Rahm Emanuel’s mayoralty may have ended on October 20, 2014.
That was the day Chicago police officer Jason Van Dyke fired 16 shots into Laquan McDonald from behind, killing the teenager. Emanuel managed to cover up dash-cam footage of the shooting long enough to win a second term in 2015, but it would have been an unavoidable issue in next year’s race. The police chief that Emanuel fired over the shooting, Garry McCarthy, is now running against him, and accusing the mayor of not doing enough to prevent violence on the streets of Chicago. So is Ja'Mal Green, a Black Lives Matter activist calling for a civilian police oversight committee with the power to fire officers.
Emanuel's entire second term has been defined by the McDonald shooting. His approval rating in the black community took a huge hit after the video was released, and he responded by lavishing goodies on that voting bloc — a police and fire training academy on the West Side, a city maintenance garage on the South Side — in order to win back the black voters who twice elected him mayor.

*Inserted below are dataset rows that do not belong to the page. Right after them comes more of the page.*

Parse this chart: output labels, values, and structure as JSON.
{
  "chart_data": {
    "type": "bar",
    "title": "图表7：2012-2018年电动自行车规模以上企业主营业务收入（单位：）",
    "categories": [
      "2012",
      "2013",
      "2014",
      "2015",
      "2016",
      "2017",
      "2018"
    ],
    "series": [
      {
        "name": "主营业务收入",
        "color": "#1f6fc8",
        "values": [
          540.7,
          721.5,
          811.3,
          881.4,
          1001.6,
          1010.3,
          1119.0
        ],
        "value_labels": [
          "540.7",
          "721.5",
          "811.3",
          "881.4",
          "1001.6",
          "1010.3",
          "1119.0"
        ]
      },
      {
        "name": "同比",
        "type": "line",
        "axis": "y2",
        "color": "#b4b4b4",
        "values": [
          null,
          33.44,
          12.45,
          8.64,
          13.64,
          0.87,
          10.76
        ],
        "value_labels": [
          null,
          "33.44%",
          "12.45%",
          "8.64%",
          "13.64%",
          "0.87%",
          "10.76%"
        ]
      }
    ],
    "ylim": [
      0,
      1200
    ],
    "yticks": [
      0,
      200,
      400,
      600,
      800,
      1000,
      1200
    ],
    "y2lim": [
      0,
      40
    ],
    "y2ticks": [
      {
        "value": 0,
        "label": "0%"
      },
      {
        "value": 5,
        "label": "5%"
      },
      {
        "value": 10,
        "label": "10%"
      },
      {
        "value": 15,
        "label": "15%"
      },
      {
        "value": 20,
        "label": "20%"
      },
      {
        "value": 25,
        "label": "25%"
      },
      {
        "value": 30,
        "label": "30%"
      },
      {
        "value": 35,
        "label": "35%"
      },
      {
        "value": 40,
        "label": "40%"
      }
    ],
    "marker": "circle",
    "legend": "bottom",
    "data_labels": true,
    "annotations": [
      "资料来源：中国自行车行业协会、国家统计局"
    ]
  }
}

But as the election grew nearer, it became clear it wasn’t enough. State’s Attorney Anita Alvarez was voted out of office over her handling of the shooting, and Rahm didn’t want to be next.
It’s not coincidental that Emanuel is announcing his retirement the day before jury selection begins in Van Dyke’s trial. The timing allows him to dodge accusations that he stepped down in response to revelations about the way his administration handled the shooting that may come out during the trial. It also allows him to avoid dealing with voter anger — and possible defeat — if Van Dyke is acquitted. As the Chicago Sun-Times’s Fran Spielman wrote in a prescient column last week, had Emanuel waited any longer to announce his plans, “he will risk looking like his political future is being dictated by the outcome of the trial of Chicago police Officer Jason Van Dyke.”
If Emanuel had run, he’d have been forced into another difficult runoff. And had he won, he’d have been tasked with finding $1 billion to keep the city’s pensions funded — all while dealing with what’s likely to be a larger progressive bloc on the City Council, and the perception that he was a lame duck serving out his final term. For a multitude of reasons, it’s a good time for Emanuel to get out.
In announcing his retirement, Emanuel said that “[e]very day for the past seven and a half years, that is what I have tried my best to do — to improve our schools, make our community colleges relevant, put our fiscal house on stable footing, confront violence and rebuild trust between police and community, modernize our transportation systems, invest in our neighborhood parks and libraries, and grow our economy into an engine of jobs and opportunity for all.”
And yet: Emanuel closed 54 schools primarily on the South and West Sides, Chicago has led the nation in murders during every year of his mayoralty, and the city is about to witness a trial that dramatizes the mistrust between the police and the citizenry — all decisions and events that eroded the popularity of a mayor who, thanks to his abrasive personality and the perception that he was somebody somebody sent, was never beloved to begin with.
Kofi Ademola, a spokesman for the Black Lives Matter movement, claimed Emanuel as a third scalp to go along with McCarthy and Alvarez, calling his announcement “a great victory.”
“His neoliberal politics destroyed the public good and commonwealth and took all voice and control away from the people,” Ademola said. “There’s been a consistent outcry and momentum to stop his ‘profit over people’ mantra.”
So what now? Emanuel’s retirement makes for the most wide-open Chicago mayor’s race in more than a century. This looks like the first time since 1915, when Big Bill Thompson was elected, that the ballot will include neither an incumbent nor a candidate put up by the powers that be (as Emanuel was in 2011, when he had the endorsement of his former boss President Barack Obama).
Emanuel’s weakness had already attracted a raft of challengers. This morning, retiring Ald. Ricardo Munoz, who had been thinking of a run in 2023, said that he is “seriously considering” running in response to Emanuel’s announcement. Munoz is a protégé of soon-to-be-congressman Jesus “Chuy” Garcia, and would be a strong candidate if he can add to the base of Latinos and white progressives who supported Garcia’s candidacy in 2015.
Ameya Pawar, another retiring alderman who ran for governor last year, may have the ambition and citywide profile to run.
Then there are the other big names being mentioned: Attorney General Lisa Madigan, retiring Rep. Luis Gutierrez, former Secretary of Education Arne Duncan, Cook County Commissioner Bridget Gainer, City Treasurer Kurt Summers, Cook County Sheriff Tom Dart, former presidential adviser Valerie Jarrett, Cook County Board President Toni Preckwinkle, and yes, Chance the Rapper.
And hey, when Barack Obama got involved in politics, he wanted to be mayor of Chicago, like his idol, Harold Washington. The presidency got in the way, but this could be his moment!
All this to say: It’s going to be the biggest political free-for-all ever seen in a city that’s already a political free-for-all every day. Watch this space.